Two other magnificent ladies captured the fascination of the country not by winning medals, but by making revelations of what Indian women are capable of if given the proper respect and facilities.

Dipa Karmakar, from the northeastern state of Tripura, represented India in artistic gymnastics for the first time and came terribly close to winning at least a bronze. She finished fourth in the final by the narrowest margin and wowed the country by making the extremely dangerous Vault of Death. He became a celebrity and for good reason.

Aditi Ashok did what even the most optimistic expected least. In the sport of golf, dominated by the west, he was close to reaching the final, but on the day that mattered most he could not continue and slipped to 41st position. She also fully focused on the fact of what Indian women can do in disciplines that Indian sporting mandarins did not think enough about.

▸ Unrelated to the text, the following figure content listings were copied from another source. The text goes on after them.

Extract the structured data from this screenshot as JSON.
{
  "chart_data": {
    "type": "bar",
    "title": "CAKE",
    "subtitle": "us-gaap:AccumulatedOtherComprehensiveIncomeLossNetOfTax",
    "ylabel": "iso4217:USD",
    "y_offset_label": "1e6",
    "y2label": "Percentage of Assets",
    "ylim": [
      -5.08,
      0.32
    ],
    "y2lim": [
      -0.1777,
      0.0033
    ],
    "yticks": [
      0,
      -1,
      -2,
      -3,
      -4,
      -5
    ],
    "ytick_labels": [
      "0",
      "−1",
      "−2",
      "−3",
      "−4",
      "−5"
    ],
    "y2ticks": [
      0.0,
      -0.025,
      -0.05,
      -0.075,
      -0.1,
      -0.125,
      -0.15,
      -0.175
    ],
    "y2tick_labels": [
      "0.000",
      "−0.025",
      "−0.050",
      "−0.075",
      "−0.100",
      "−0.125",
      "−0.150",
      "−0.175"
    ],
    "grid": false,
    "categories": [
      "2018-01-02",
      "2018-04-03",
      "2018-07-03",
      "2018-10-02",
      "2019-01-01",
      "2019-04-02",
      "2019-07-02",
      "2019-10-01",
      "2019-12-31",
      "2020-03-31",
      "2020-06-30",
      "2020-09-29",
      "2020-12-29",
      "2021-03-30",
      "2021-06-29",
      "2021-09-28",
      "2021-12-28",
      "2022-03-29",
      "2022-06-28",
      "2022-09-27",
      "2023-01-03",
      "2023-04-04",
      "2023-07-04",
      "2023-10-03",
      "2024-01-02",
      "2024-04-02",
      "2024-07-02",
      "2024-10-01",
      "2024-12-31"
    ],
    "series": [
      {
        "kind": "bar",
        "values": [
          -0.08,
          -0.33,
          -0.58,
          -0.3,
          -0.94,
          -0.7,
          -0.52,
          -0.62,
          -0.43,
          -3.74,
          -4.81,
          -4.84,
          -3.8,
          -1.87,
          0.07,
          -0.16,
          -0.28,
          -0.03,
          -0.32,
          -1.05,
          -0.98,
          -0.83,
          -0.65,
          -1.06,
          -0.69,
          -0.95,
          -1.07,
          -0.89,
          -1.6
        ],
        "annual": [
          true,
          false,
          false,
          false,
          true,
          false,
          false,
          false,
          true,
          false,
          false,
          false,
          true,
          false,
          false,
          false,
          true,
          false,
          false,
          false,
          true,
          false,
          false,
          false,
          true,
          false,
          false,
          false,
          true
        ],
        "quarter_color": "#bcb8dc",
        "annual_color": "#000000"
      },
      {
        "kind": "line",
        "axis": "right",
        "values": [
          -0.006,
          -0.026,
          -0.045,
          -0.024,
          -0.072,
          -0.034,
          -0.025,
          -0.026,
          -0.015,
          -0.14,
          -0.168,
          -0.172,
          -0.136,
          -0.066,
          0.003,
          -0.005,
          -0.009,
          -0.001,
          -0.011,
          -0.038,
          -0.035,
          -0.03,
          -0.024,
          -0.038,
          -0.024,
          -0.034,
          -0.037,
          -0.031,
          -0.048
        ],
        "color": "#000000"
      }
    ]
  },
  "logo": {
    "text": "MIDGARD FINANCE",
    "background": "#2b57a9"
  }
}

These four ladies, of course, apart from a few other promising ones, saved the blushes for India in Rio. A gold medal has been eluding India since the 2008 Beijing Olympics, while at the 2012 London Olympics India sent the largest contingent in history and won the most six medals, but without a gold. This time India had to finish with just two medals even after sending a larger contingent than for London. In men’s hockey in Rio, India did very well at first, but couldn’t keep up the momentum with only the consolation of defeating gold medal winner Argentina in the group stage. There is not much to write about other fields of action in Rio when it comes to India.

State-of-the-art sports infrastructure and facilities are still miserably lacking in India and miles to go before the country of more than one billion can realistically expect better performances at world games. Our four ladies have given the sports authority enough material to think about the future. And of course, the power of Indian women can never be underestimated after the Rio experience. Now is the time for the right-thinking people of this country to free themselves from all gender bias, prejudice and discrimination.